On Thursday, The European Medicines Agency declared that the embattled vaccine was “not associated” with higher risk of blood clots. Thirteen EU nations had paused use of the vaccine following fears that it might cause clotting. But now the AstraZenenca product will be distributed across the continent. Italy said they’d resume using it as soon as Friday. Each EU member controls their own vaccine policy.
Meanwhile, on the other side of the Atlantic, the AstraZeneca vaccine has still not been approved by American regulators, but the U.S. is sitting on a huge stockpile. On Thursday, the Biden administration announced that they’d send millions of doses of the vaccine to their neighbors, who have approved the drug.
Jen Psaki, the White House press secretary, said there are plans to “loan” 2.5 million doses to Mexico and another 1.5 million to Canada.
“Our first priority remains vaccinating the U.S. population,” Psaki said at Thursday’s daily press briefing. But she added that “ensuring our neighbors can contain the virus is a mission critical step, is mission critical to ending the pandemic.”

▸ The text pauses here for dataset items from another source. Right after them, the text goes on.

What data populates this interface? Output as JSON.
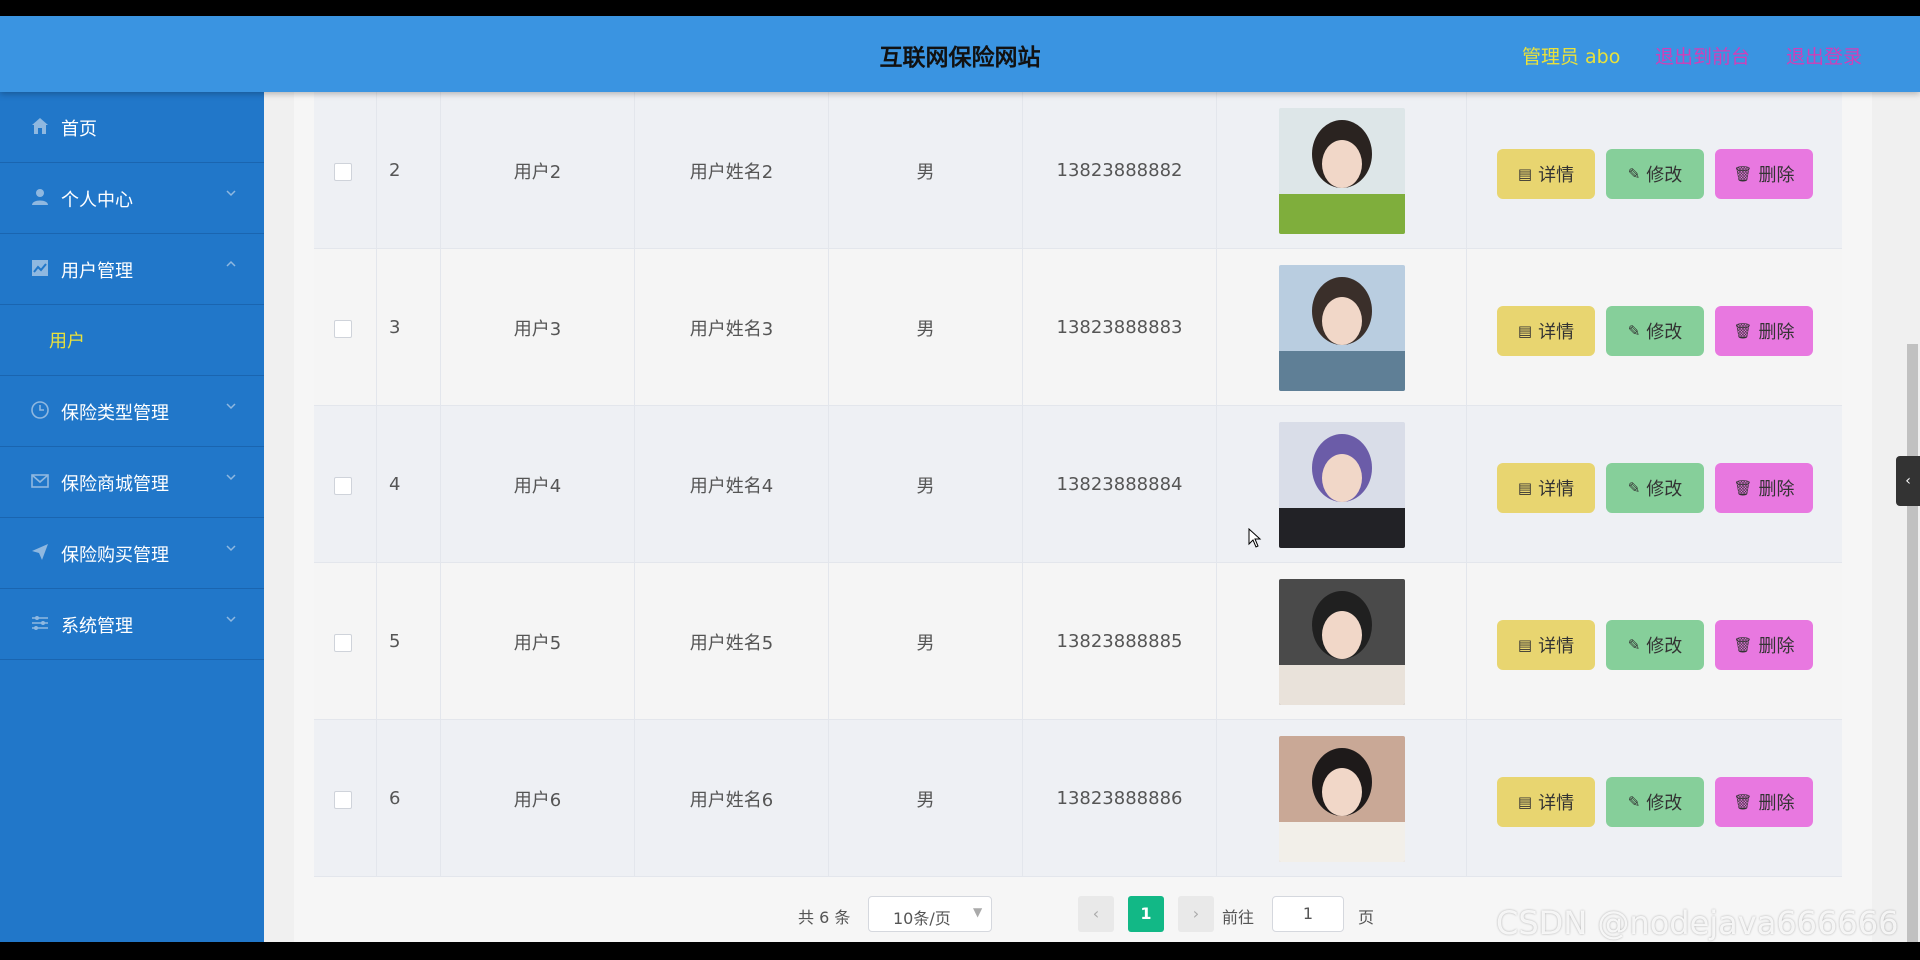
{
  "header": {
    "title": "互联网保险网站",
    "admin": "管理员 abo",
    "to_front": "退出到前台",
    "logout": "退出登录"
  },
  "sidebar": {
    "items": [
      {
        "label": "首页",
        "icon": "home-icon",
        "expandable": false
      },
      {
        "label": "个人中心",
        "icon": "user-icon",
        "expandable": true
      },
      {
        "label": "用户管理",
        "icon": "chart-icon",
        "expandable": true,
        "expanded": true,
        "children": [
          "用户"
        ]
      },
      {
        "label": "保险类型管理",
        "icon": "clock-icon",
        "expandable": true
      },
      {
        "label": "保险商城管理",
        "icon": "mail-icon",
        "expandable": true
      },
      {
        "label": "保险购买管理",
        "icon": "send-icon",
        "expandable": true
      },
      {
        "label": "系统管理",
        "icon": "sliders-icon",
        "expandable": true
      }
    ]
  },
  "table": {
    "rows": [
      {
        "index": "2",
        "account": "用户2",
        "name": "用户姓名2",
        "gender": "男",
        "phone": "13823888882",
        "photo_colors": [
          "#dde6e8",
          "#7fae3c",
          "#2a2320"
        ]
      },
      {
        "index": "3",
        "account": "用户3",
        "name": "用户姓名3",
        "gender": "男",
        "phone": "13823888883",
        "photo_colors": [
          "#b9cde0",
          "#5f7f96",
          "#3a2f2a"
        ]
      },
      {
        "index": "4",
        "account": "用户4",
        "name": "用户姓名4",
        "gender": "男",
        "phone": "13823888884",
        "photo_colors": [
          "#d9dde8",
          "#222226",
          "#6b5ca8"
        ]
      },
      {
        "index": "5",
        "account": "用户5",
        "name": "用户姓名5",
        "gender": "男",
        "phone": "13823888885",
        "photo_colors": [
          "#4a4a4a",
          "#e9e2da",
          "#202020"
        ]
      },
      {
        "index": "6",
        "account": "用户6",
        "name": "用户姓名6",
        "gender": "男",
        "phone": "13823888886",
        "photo_colors": [
          "#c9a896",
          "#f2efe9",
          "#1e1a1a"
        ]
      }
    ],
    "buttons": {
      "detail": "详情",
      "edit": "修改",
      "delete": "删除"
    }
  },
  "pagination": {
    "total": "共 6 条",
    "page_size": "10条/页",
    "current_page": "1",
    "goto_label": "前往",
    "goto_value": "1",
    "page_suffix": "页"
  },
  "watermark": "CSDN @nodejava666666",
  "colors": {
    "header_bg": "#3a94e1",
    "sidebar_bg": "#2177c9",
    "accent_yellow": "#e9e13b",
    "link_magenta": "#d03fb8",
    "btn_detail": "#e8d570",
    "btn_edit": "#86cf9a",
    "btn_delete": "#e878e0",
    "pager_active": "#12b886"
  }
}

The New York Times contextualizes the vaccine loan within the larger landscape of U.S.-Mexico diplomacy:
The announcement of the vaccine distribution came at a critical time in negotiations with Mexico. President Biden has moved quickly to dismantle some of former President Trump’s signature immigration policies, halting construction of a border wall, stopping the swift expulsion of children at the border and proposing a pathway to citizenship for millions of immigrants in the United States.
Mexican Foreign Affairs Secretary Marcelo Ebrard tweeted, “Good News!”
In Canada, lawmakers applauded the U.S. decision. “God bless America they are coming to our rescue,” said Ontario Premier Doug Ford.